Although .transformEffect(.identity) can simulate certain effects of geometryGroup() in some specific scenarios, it is not a comprehensive replacement.

One key functionality of geometryGroup is to create a boundary that isolates the geometry attributes of the view, such as position and size, between the parent view and the child view. This means that with geometryGroup(), the layout and animation of the child view can be handled independently of the parent view.

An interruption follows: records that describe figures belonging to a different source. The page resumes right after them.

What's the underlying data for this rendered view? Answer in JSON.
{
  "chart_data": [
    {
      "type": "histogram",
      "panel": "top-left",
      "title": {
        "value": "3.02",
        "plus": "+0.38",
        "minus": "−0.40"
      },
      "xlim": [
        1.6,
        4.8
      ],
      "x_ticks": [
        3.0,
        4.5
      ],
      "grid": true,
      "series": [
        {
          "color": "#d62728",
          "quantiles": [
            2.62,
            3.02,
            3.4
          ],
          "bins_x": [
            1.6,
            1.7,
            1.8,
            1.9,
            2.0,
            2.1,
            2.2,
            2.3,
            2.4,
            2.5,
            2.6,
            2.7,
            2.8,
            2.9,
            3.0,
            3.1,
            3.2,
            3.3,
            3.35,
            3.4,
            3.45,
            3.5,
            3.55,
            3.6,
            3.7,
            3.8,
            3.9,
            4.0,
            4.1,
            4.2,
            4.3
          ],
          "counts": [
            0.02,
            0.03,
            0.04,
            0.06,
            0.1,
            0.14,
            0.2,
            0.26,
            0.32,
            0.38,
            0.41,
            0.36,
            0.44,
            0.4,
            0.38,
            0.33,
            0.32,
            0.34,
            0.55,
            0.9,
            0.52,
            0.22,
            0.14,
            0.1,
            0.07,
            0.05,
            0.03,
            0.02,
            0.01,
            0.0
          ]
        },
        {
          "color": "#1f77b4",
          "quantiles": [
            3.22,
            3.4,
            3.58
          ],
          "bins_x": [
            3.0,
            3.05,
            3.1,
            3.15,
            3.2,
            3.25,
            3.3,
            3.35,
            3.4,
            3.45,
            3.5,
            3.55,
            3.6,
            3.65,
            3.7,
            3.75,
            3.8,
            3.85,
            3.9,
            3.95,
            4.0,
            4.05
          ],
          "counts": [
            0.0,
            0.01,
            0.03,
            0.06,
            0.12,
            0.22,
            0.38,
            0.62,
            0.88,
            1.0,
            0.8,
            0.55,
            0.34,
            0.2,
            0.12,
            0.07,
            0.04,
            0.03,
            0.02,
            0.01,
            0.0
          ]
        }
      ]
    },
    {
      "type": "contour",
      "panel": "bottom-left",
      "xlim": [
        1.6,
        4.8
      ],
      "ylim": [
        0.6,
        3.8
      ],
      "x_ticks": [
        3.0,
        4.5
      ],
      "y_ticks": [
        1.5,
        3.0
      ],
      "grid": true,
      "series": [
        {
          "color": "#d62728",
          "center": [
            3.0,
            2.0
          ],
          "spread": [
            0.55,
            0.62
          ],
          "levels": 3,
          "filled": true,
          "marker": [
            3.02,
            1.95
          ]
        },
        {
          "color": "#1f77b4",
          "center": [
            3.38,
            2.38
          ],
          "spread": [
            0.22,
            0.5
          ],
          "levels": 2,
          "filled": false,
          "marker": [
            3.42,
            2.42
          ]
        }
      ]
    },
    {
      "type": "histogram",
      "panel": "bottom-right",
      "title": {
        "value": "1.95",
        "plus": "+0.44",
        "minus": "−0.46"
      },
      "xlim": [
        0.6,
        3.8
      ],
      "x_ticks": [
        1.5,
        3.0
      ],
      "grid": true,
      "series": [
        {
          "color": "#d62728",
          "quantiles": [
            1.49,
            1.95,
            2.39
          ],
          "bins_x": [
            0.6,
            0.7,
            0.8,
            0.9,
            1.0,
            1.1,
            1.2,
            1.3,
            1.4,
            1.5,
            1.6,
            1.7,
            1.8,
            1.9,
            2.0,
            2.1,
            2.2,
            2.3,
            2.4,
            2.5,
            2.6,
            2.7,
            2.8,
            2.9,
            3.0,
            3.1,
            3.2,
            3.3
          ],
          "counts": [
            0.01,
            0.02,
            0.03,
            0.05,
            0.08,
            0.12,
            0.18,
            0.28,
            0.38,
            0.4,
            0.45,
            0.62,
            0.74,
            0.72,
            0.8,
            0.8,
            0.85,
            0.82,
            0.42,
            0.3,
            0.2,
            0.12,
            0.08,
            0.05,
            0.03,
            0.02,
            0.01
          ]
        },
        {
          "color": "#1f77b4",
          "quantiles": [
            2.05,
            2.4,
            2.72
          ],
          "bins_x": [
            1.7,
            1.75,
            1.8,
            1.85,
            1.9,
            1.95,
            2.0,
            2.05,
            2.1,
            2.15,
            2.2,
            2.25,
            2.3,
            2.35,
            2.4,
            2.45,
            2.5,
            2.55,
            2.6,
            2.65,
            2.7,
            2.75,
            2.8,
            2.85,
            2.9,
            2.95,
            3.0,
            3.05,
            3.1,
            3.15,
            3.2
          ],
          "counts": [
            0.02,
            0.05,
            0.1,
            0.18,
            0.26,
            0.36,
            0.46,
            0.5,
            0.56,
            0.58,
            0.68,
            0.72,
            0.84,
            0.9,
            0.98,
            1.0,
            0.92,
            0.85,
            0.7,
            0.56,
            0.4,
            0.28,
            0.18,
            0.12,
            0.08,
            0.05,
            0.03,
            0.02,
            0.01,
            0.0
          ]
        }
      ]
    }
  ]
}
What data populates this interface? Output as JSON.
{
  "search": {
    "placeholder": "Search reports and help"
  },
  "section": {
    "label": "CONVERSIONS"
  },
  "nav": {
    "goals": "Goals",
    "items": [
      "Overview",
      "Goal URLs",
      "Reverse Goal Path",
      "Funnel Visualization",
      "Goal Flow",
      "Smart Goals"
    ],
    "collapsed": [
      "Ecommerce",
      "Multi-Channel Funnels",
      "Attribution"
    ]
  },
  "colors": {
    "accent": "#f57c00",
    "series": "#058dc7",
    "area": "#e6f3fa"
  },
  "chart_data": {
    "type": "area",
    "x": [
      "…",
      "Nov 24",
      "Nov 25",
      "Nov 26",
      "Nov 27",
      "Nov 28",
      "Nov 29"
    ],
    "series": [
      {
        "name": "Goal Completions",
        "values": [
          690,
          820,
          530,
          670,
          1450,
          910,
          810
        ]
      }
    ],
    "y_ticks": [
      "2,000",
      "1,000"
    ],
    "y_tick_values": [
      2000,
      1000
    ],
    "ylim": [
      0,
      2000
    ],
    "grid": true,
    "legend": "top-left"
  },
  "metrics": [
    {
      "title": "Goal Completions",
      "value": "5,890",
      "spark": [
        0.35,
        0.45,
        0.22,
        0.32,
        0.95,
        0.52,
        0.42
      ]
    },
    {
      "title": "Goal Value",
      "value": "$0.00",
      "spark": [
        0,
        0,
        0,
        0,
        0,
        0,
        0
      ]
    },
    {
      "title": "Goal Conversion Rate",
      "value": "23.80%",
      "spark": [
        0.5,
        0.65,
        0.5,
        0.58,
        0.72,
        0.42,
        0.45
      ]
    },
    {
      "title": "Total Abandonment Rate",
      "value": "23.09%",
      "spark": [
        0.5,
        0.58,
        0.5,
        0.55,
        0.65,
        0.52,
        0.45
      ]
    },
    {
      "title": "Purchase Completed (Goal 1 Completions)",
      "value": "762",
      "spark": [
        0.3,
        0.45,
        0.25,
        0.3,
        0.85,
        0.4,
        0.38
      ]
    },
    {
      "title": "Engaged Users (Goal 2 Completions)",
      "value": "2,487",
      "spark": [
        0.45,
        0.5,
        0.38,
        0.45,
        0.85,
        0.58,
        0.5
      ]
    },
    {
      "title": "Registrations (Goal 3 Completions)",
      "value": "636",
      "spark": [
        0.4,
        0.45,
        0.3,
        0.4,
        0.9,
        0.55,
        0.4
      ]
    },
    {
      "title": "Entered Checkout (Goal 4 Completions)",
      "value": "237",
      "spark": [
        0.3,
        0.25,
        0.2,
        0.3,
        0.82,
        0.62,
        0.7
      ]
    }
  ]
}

Therefore, geometryGroup() is suitable for handling more complex and specific scenarios involving layout isolation and animation coordination, while .transformEffect(.identity) is more of a strategy to maintain the stability of child view layout in specific cases.

Little Incident

While writing this article, I created a simpler code, and unexpectedly encountered some issues.

Swift
struct TextTest1: View {
    let toggle: Bool
    var body: some View {
        Text(toggle ? "Hello" : "World")
    }
}

struct ContentView: View {
    @State var toggle = false
    var size: CGSize {
        toggle ? .init(width: 300, height: 300) : .init(width: 200, height: 200)
    }

    var body: some View {
        VStack {
            Button("Toggle") {
                toggle.toggle()
            }
            TextTest1(toggle: toggle)
                .frame(width: size.width, height: size.height)
                .animation(.smooth(duration: 1), value: toggle)
        }
    }
}

https://cdn.fatbobman.com/geometryGroup-demo5_2023-11-27_10.10.26.2023-11-27%2010_11_10.gif

This issue started occurring from iOS 16, while in lower versions, the position of the text is normal. From the code perspective, Text(toggle ? "Hello" : "World") should be able to maintain a stable view identity (i.e., it should not create a new Text). However, based on the analysis of the actual effect, it is likely related to the contentTransition modifier introduced in iOS 16. Internally in SwiftUI, the ternary operator mentioned above is adjusted to a form similar to the following code:

Swift
if toggle {
    Text("Hello")
} else {
    Text("World")
}

In iOS 17, we can use geometryGroup() to avoid the aforementioned issue. For iOS 16, in cases where there are frequent and significant changes in text, it is advisable to avoid switching text content when adjusting the geometry information of the parent view.

Summary

In this article, we have delved into the importance and practicality of geometryGroup() in SwiftUI. Through practical examples, we have seen the powerful capabilities of geometryGroup() in handling complex view hierarchies and synchronized animations. It not only provides fine control over animations and layouts, but also ensures consistency and smoothness between views. Understanding and correctly using geometryGroup() is crucial, especially in real-world development scenarios involving complex animations and layouts.

geometryGroup() provides us with the ability to avoid layout anomalies in individual cases. This is a manifestation of the SwiftUI development team’s focus on improving details after completing the basic layout functionality. At the same time, we also hope that Apple can provide clearer examples in the official documentation to improve the efficiency of developers learning new APIs.